Am Montagabend raste ein Lkw in eine Menschenmenge auf einem Berliner Weihnachtsmarkt, die Polizei geht von einem Anschlag aus. Im polnischen Fernsehen äußerte sich der Chef einer Transportfirma, der der Besitzer des Lkw sein will.
Unterdessen wurde der Lenker des Todes-Fahrzeugs festgenommen. Neben ihm soll noch ein weiterer Mann im Sattelschlepper gewesen sein - er soll nicht mehr am Leben sein.
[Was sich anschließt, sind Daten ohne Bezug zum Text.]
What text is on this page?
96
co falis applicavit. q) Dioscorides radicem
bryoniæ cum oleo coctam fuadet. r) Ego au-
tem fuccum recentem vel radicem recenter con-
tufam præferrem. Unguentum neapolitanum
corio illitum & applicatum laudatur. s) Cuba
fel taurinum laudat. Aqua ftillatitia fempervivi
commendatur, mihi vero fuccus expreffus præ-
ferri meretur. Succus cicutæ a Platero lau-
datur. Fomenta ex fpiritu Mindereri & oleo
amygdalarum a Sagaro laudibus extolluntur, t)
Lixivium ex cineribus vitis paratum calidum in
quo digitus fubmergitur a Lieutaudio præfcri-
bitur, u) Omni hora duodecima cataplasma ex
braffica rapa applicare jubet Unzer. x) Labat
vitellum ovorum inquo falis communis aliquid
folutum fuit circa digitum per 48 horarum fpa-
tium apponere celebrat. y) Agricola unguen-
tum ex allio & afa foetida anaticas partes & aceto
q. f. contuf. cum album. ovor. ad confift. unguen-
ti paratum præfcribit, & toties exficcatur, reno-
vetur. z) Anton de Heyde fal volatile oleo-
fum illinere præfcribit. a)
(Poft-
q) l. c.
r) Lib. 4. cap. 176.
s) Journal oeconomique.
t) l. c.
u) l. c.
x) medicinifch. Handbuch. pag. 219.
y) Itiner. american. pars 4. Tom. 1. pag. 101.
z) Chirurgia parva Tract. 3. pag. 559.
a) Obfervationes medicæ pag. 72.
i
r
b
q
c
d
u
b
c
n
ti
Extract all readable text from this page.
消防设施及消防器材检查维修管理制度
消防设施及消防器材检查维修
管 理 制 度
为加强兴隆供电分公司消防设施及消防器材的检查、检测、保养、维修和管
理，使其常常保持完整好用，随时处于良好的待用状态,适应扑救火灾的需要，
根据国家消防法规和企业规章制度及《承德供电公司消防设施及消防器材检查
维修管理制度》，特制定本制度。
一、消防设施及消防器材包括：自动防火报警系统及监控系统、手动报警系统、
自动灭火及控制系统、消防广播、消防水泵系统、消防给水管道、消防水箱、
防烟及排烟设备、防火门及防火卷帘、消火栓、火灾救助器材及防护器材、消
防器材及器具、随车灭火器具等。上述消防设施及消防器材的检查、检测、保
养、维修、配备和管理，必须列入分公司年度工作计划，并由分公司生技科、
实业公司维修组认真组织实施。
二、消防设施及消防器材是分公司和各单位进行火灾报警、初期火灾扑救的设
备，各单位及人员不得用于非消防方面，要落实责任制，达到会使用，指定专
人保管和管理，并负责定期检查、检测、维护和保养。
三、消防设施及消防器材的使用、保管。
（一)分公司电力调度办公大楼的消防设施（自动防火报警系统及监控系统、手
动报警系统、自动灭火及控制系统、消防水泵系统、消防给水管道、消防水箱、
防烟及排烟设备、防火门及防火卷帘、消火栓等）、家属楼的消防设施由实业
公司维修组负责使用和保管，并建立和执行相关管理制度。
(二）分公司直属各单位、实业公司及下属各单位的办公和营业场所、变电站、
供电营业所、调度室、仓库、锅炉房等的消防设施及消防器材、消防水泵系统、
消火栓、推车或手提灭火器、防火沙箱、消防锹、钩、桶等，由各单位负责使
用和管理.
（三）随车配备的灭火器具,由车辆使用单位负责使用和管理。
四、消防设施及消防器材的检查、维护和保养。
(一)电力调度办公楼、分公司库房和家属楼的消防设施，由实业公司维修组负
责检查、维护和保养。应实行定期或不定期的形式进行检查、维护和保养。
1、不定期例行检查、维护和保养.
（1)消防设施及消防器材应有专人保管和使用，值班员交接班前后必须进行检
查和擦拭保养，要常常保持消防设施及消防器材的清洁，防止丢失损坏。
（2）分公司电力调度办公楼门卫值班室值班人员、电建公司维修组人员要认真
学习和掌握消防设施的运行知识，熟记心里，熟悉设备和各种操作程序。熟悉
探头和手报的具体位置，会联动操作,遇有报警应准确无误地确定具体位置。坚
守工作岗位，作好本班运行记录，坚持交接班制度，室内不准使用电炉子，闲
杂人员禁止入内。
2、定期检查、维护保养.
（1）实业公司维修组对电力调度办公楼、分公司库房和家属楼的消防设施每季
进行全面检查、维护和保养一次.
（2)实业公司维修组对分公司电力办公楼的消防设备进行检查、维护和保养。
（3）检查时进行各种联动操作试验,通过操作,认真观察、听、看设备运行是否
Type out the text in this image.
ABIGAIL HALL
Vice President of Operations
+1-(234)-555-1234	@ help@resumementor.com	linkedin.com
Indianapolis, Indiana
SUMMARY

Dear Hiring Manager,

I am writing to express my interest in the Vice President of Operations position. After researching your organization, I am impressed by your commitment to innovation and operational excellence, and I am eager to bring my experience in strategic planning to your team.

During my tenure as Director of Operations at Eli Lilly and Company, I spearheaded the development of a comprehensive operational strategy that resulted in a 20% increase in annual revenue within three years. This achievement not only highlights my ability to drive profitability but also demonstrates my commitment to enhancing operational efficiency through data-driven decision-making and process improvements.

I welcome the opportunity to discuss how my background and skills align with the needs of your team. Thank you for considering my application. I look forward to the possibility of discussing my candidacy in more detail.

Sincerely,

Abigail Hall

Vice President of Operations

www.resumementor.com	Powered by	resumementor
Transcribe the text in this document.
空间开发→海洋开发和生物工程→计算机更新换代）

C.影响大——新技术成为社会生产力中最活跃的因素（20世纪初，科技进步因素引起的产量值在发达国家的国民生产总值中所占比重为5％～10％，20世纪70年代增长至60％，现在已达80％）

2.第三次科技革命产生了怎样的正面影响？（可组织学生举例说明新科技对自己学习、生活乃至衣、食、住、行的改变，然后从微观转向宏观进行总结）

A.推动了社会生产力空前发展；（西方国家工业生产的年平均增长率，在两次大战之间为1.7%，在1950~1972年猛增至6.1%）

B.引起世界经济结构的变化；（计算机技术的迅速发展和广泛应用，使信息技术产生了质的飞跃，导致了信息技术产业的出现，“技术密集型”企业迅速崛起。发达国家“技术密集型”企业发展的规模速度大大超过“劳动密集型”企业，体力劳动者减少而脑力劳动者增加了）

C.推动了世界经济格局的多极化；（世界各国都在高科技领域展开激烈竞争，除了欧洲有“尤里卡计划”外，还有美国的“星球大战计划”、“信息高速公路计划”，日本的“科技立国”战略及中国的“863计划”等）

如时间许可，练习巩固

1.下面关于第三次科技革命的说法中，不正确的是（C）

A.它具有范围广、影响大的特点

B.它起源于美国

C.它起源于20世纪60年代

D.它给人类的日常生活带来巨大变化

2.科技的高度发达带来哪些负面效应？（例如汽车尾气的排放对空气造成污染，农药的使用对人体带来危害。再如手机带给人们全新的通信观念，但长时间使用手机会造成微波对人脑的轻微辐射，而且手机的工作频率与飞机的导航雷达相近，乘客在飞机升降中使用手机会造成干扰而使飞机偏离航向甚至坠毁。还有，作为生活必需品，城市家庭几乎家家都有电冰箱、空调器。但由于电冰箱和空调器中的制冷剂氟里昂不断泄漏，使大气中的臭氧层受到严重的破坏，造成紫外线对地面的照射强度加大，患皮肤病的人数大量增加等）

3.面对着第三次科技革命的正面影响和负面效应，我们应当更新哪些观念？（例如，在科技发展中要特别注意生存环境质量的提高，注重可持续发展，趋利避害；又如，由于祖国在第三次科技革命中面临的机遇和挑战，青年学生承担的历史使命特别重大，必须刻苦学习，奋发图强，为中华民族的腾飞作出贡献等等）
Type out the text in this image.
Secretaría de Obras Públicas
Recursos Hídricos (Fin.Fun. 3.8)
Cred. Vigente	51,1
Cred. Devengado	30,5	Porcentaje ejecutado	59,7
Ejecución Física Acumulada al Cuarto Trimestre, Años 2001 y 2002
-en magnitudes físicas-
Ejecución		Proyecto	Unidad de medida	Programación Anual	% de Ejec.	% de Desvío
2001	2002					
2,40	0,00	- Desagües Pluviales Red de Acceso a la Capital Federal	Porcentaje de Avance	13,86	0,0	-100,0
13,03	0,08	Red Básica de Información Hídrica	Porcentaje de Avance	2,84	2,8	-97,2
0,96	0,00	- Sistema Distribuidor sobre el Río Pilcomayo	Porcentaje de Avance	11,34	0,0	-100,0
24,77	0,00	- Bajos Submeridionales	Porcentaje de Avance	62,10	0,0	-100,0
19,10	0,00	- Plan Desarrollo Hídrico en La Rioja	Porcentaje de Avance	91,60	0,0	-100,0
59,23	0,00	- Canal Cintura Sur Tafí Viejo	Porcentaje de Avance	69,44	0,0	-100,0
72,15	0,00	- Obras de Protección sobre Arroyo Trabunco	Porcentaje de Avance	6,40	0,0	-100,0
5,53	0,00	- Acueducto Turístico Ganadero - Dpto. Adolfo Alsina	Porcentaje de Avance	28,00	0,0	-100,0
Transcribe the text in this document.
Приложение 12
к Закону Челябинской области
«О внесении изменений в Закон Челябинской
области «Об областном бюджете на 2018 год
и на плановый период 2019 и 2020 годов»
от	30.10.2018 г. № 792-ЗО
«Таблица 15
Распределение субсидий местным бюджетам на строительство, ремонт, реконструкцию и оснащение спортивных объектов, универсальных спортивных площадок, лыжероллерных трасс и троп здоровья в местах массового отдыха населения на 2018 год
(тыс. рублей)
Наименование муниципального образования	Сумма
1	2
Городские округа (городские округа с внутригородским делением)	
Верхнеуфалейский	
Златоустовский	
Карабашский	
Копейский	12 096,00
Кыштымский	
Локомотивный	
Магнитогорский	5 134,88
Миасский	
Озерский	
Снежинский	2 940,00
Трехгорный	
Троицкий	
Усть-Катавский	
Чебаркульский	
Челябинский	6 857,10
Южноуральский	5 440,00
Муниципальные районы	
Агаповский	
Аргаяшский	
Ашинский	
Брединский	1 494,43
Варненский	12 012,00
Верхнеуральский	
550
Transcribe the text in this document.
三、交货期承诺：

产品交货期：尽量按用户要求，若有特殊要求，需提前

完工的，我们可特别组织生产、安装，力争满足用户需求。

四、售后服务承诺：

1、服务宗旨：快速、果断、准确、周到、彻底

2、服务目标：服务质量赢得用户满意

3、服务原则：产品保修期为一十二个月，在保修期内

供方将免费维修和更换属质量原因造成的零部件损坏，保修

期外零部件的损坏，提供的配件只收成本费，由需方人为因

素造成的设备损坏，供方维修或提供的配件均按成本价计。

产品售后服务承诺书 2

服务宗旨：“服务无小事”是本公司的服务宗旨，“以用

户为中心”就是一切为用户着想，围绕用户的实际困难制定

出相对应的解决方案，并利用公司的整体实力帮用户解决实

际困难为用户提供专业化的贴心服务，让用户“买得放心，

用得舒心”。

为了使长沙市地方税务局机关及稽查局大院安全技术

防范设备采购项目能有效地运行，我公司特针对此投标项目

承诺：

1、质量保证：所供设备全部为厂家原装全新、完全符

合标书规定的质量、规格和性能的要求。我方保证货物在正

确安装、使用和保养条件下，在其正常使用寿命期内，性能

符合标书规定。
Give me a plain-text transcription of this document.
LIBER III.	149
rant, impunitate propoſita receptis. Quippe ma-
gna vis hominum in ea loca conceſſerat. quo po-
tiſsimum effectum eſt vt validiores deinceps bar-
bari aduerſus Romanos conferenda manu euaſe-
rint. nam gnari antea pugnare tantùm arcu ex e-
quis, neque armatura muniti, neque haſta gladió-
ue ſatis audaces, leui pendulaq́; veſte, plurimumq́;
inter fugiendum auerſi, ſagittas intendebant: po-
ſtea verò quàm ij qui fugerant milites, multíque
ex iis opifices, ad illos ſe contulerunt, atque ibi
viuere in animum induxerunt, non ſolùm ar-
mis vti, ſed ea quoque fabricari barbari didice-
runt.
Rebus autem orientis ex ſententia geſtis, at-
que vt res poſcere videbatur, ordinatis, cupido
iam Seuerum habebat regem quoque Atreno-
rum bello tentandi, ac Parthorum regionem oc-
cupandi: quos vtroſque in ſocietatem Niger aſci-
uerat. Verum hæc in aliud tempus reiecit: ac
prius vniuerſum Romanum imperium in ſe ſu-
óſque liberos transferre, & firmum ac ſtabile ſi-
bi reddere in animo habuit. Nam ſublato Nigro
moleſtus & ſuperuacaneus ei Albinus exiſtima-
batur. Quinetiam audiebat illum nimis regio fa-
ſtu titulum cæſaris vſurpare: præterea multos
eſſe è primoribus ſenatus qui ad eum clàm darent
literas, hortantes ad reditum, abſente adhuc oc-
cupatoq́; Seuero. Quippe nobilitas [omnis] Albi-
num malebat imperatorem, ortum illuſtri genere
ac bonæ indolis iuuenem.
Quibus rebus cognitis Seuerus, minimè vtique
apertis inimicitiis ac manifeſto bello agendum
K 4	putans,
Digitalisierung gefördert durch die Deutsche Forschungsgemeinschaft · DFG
Mindestens neun Tote, mehr als 50 Verletzte: Ein Sattelschlepper raste in Menschen auf einem Weihnachtsmarkt und richtete ein Blutbad an. Der Fahrer wurde nach kurzer Flucht festgenommen, sein Beifahrer ist laut deutschen Medien tot.
Der Chef einer Transportfirma - ein polnisches Unternehmen - sagte im polnischen Fernsehen, der Kontakt zum Fahrer sei um 16 Uhr abgebrochen. Zu diesem Zeitpunkt habe die Frau des Mannes versucht, ihn zu erreichen.
Ob jener Mann später am Abend hinter dem Steuer gesessen ist, ist nicht bekannt - der Chef vermutet, dass sein Mitarbeiter von einer anderen Person überwältigt oder der Lkw auf andere Weise entwendet wurde. Bei dem Mann handle es sich um seinen Cousin, für den er die Hand ins Feuer legen würde. Er habe an jenem Tag eine Ladung in Berlin abliefern sollen.